Site: Lye and Wollescote Cemetery Chapels
Type: Chapels
Location: Stourbridge, West Midlands
FormerOwner: Dudley Metropolitan Borough Council

Summary

The West Midlands Historic Buildings Trust (WMHBT) is bringing the redundant Lye and Wollescote Cemetery Chapels near Stourbridge back into use. The chapels were previously owned by Dudley Metropolitan Borough Council.

After they closed in 1993 the buildings suffered from deterioration and the effects of anti-social behaviour. A National Lottery Heritage Fund (NLHF) grant enabled the trust to take full ownership in March 2014.

Background

The WMHBT has received a £1.025m grant from NLHF to conserve the Grade II Lye and Wollescote Chapels (1879). Part of a Victorian cemetery in the style of a landscaped park, are a rare surviving example of two chapels within a single building, comprising identical Anglican and non-conformist chapels.

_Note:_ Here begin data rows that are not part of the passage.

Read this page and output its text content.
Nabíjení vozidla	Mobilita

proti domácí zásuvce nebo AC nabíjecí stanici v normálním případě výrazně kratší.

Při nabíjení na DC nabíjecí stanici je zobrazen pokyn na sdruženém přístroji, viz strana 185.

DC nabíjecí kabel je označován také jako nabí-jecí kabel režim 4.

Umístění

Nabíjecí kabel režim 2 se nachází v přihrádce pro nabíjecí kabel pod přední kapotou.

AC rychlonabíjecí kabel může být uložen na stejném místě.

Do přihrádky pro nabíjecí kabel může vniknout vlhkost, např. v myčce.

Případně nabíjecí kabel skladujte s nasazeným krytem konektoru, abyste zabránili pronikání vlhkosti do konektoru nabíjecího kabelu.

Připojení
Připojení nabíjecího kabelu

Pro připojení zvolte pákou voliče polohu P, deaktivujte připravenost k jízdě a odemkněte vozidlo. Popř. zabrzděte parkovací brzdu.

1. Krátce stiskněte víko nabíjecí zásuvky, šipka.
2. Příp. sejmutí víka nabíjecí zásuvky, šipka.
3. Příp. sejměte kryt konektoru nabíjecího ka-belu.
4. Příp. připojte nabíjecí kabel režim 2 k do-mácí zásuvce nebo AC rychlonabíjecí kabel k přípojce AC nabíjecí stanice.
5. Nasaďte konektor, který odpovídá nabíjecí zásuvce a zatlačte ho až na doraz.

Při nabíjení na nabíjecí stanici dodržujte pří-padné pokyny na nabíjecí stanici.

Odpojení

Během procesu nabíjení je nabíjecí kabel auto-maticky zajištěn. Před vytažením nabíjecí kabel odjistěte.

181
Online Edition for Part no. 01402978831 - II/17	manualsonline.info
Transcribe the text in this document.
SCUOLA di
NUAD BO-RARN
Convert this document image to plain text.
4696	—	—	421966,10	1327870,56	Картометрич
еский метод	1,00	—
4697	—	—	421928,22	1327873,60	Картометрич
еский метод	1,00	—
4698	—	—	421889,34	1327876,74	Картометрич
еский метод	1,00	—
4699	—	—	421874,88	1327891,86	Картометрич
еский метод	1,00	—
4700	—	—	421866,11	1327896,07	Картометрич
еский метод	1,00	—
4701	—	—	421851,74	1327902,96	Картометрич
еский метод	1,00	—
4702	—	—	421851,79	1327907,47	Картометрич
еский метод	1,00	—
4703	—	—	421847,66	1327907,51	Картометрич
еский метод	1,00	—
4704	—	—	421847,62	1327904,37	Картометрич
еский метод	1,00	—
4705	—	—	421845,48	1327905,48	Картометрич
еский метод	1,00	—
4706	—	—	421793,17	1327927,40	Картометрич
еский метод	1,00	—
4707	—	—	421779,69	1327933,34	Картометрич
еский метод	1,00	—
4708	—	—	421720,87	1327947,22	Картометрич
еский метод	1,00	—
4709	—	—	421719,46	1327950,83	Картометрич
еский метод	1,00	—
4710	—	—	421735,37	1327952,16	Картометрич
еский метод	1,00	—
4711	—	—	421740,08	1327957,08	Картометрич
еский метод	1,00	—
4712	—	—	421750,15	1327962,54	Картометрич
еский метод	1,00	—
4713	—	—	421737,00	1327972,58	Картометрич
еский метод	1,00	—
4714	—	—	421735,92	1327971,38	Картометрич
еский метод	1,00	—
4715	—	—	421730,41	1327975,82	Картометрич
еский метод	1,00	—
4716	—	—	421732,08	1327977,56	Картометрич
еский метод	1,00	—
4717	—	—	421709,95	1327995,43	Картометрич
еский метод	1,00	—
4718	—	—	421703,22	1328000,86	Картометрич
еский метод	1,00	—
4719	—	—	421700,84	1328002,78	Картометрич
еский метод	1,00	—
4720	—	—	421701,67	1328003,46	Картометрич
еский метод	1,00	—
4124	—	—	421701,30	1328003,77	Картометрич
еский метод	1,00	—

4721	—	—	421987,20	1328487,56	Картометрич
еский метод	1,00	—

The £1.15m scheme aims to create a new life for these chapels by providing a 'new' registrar venue for civil ceremonies. In addition to saving these important buildings, learning, heritage-based activities and interpretation will complement their conservation and re-use.  

A successful model

Some 40 activities were included in the Activity Plan and 18 are now being delivered.

They include:

  • Engaging a local professional glass artist to work with a group of secondary school pupils, students from the Ruskin Glass Centre and members of the local community to prepare new coloured glass windows to augment existing plain glass in the chapels;
  • Producing a video diary and photographic record of the conservation involving media from students from Birmingham Metropolitan College working with local primary schools;
  • Commissioning a 10-year maintenance and management plan for the cemetery as a first step to obtaining a Green Flag Award;
  • During the centenary of the First World War, writing, researching, designing and publishing a highly illustrated book telling the story of the 29 soldiers connected with the cemetery (15 are buried here in Commonwealth War Graves, while the names of 14 others killed in action appear on family graves and memorials);
  • Producing an interpretive exhibition to complement the book, which will be demountable for location in various venues including Lye Library, Dudley Archives, schools and community centres.

The conservation contract began in October 2014 and lasted for seven months.